Today, I'd like to compare my system to a favored option on the left and used relatively successfully in many other countries: single-payer. Single-payer basically means that you get health insurance from the government, and it is paid for by tax dollars. Like the current system, consumers have little direct negotiating power, but the entire insurance process could be streamlined. Advocates point out, correctly, that every single-payer system in the world costs a lot less per capita than the U.S. system.
However, as the Washington Post notes, there is little reason to believe that a single-payer system in the U.S. would drive down costs without other massive overhauls [4]. After all, we have two large government health insurers (Medicare and Medicaid) and both come with exorbitant costs. In fact, as you can see in the image below, in spite of having more private spending on health care than any other nation, the U.S. already manages to also spend more on public or compulsory healthcare than almost all other nations. We have ended up with the worst of both worlds: a sprawling, expensive public health care system while still forcing most citizens to pay massive private costs for health care.
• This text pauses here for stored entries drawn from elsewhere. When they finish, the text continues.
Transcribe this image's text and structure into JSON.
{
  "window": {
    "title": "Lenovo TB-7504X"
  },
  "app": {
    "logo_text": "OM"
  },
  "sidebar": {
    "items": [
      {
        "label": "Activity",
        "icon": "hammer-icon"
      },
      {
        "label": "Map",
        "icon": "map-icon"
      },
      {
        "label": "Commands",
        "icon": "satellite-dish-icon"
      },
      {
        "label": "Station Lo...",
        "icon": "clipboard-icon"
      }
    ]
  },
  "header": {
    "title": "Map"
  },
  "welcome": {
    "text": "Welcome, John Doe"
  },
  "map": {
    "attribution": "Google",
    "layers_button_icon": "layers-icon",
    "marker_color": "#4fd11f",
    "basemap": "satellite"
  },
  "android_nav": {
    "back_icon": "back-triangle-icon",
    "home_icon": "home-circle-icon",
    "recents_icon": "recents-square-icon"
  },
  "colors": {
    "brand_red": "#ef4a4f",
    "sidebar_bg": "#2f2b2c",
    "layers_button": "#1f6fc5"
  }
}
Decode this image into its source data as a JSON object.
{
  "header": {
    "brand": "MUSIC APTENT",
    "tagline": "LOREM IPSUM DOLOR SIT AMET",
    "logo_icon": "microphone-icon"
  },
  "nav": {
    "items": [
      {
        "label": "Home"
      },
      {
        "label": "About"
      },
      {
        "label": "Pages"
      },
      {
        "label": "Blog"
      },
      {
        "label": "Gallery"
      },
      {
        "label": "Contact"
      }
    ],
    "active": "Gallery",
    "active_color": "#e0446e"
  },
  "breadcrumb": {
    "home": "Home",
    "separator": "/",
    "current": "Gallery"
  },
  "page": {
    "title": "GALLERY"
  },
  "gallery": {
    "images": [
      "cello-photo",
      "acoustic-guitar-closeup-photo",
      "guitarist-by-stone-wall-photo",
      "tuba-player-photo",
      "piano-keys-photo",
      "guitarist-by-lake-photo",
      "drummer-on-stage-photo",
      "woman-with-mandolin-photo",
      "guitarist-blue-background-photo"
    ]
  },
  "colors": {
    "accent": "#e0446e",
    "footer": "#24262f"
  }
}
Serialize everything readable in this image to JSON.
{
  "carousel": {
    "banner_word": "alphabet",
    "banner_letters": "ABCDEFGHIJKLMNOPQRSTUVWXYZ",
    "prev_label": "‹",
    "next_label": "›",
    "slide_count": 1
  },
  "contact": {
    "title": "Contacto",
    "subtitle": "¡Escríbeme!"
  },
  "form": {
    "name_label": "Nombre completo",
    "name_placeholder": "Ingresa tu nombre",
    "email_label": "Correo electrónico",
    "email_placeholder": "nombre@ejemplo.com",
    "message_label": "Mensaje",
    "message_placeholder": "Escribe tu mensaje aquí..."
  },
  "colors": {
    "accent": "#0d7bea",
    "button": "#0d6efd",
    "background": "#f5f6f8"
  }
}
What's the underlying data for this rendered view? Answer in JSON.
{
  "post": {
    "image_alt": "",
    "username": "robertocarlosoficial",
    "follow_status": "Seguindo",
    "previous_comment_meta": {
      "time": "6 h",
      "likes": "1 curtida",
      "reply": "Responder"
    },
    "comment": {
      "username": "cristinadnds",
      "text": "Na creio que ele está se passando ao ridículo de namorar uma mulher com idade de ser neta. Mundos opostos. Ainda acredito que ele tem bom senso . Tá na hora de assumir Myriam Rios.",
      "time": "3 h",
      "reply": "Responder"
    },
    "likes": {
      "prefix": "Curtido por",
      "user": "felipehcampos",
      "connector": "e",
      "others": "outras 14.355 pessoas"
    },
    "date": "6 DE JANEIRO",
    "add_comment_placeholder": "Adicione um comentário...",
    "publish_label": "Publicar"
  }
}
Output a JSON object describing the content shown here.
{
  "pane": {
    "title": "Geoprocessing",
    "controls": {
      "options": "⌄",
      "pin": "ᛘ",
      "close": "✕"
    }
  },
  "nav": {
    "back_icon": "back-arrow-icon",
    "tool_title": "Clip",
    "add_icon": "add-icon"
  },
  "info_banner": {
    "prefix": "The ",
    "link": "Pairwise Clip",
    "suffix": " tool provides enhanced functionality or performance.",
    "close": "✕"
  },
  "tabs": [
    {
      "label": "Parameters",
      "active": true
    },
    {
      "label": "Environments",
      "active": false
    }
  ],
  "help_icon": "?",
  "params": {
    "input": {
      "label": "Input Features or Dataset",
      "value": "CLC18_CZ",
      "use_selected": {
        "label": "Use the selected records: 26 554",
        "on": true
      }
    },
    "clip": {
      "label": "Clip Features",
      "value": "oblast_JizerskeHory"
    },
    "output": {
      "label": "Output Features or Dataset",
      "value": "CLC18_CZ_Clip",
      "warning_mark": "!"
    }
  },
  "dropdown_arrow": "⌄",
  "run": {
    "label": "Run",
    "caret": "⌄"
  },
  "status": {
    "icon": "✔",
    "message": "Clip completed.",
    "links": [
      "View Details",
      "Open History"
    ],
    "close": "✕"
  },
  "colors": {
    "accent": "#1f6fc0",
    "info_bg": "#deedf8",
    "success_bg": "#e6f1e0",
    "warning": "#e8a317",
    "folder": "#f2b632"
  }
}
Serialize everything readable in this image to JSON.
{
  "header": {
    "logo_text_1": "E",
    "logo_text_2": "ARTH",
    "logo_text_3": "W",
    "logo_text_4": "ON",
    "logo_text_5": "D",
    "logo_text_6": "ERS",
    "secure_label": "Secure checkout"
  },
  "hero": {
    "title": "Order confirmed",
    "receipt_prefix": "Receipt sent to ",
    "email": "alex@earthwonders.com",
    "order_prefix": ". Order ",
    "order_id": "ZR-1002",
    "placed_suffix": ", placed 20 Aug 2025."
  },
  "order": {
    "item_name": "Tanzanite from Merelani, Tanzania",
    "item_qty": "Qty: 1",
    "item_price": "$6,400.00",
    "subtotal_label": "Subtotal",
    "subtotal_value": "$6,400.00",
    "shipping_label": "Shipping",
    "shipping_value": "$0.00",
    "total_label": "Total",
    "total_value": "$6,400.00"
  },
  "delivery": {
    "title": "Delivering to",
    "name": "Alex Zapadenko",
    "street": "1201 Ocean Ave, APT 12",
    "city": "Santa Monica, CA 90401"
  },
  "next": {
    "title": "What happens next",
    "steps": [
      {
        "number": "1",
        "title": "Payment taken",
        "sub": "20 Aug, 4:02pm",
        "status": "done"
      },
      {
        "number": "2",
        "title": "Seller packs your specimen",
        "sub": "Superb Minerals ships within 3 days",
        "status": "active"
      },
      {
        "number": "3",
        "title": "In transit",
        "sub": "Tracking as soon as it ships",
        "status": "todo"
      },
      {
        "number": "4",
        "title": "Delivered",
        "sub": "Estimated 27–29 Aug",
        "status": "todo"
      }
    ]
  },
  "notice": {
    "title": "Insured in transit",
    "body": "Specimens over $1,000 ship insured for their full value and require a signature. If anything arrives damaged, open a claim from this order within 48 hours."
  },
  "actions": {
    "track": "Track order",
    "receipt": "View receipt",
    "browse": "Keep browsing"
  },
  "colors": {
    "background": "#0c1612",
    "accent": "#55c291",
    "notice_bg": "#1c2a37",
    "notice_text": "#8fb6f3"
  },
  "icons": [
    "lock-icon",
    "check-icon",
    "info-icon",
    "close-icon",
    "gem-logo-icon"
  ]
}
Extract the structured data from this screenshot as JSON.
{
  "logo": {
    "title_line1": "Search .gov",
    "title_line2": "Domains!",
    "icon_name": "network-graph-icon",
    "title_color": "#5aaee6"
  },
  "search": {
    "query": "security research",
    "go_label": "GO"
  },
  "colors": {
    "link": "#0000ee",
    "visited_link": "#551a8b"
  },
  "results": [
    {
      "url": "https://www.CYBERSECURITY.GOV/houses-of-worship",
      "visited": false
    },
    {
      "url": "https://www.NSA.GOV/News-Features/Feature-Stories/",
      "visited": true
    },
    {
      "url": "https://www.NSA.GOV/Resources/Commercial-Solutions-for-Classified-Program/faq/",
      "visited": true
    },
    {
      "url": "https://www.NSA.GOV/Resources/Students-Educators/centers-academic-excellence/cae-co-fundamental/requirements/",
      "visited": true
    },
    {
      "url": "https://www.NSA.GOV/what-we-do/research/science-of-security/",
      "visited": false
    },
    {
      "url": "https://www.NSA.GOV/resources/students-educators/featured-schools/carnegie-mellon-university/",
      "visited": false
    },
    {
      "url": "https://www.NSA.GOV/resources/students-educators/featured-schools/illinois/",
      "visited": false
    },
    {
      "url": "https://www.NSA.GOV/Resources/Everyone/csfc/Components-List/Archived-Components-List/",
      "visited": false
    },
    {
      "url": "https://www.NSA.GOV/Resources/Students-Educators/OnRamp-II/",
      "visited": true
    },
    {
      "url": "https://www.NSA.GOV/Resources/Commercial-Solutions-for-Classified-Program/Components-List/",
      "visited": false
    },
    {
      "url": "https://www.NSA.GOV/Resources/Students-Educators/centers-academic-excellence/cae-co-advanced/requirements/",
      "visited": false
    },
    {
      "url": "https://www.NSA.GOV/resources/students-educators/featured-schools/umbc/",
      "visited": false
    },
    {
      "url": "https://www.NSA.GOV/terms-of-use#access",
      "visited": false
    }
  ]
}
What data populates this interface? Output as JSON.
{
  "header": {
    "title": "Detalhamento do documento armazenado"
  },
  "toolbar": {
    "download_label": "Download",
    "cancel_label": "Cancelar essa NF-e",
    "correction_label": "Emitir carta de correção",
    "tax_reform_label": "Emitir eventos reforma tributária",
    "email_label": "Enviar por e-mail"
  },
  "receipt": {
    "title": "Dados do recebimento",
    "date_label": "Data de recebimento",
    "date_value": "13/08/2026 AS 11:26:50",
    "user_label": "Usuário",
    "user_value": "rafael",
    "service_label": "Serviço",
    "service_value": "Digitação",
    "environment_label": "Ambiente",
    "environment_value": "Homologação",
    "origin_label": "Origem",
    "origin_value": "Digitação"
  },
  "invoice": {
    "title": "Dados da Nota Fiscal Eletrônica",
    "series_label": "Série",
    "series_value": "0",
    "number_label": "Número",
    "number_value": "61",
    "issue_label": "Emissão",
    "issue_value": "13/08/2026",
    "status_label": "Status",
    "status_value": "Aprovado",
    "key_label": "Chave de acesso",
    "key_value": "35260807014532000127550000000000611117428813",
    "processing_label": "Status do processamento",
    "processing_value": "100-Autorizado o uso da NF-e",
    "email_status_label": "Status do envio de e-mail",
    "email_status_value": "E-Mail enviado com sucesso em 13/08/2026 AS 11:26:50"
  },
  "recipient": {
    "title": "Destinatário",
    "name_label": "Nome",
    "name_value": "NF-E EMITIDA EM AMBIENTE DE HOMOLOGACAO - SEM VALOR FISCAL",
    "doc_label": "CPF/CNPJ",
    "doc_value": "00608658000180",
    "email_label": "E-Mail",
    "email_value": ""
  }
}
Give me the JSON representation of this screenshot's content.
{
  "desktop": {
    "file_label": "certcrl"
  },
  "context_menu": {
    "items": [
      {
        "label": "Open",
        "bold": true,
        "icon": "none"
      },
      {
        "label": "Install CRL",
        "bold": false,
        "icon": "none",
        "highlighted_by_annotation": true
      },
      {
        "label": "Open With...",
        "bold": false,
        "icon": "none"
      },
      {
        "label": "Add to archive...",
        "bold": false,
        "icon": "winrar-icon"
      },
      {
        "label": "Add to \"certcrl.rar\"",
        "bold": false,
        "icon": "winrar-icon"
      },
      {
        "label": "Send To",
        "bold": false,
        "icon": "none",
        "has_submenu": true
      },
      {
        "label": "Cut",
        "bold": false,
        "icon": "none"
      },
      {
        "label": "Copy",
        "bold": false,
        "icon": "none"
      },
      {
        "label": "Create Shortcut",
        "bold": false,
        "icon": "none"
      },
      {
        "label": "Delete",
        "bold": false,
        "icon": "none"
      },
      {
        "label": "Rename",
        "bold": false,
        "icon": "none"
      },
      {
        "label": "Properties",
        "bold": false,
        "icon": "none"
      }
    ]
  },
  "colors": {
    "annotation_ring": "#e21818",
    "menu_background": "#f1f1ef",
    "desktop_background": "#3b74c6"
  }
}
However, once consumers are in charge of purse strings, it suddenly becomes easy to demand upfront pricing, as you can with an (uninsured) eye exam or dental exam, or a car repair shop. Certainly, some providers will try and talk their patients into costly, unnecessary procedures, but patients will have the ability to walk away and find someone else if they don't believe their provider is behaving ethically. It allows patients to see the value of nurse practitioners and physicians assistants, both of which can provide quality patient-centric care cheaper than medical doctors in many instances.
Also, I believe this idea will prove more politically palatable that the single-payer option. Observers are right to note that support for single-payer is growing, but it is still not the preferred choice of most Americans [5]. I believe options that give Americans more direct control while still having protections for worst-case scenario medical needs, on the other hand, could prove very popular. As always, comments and questions are welcome.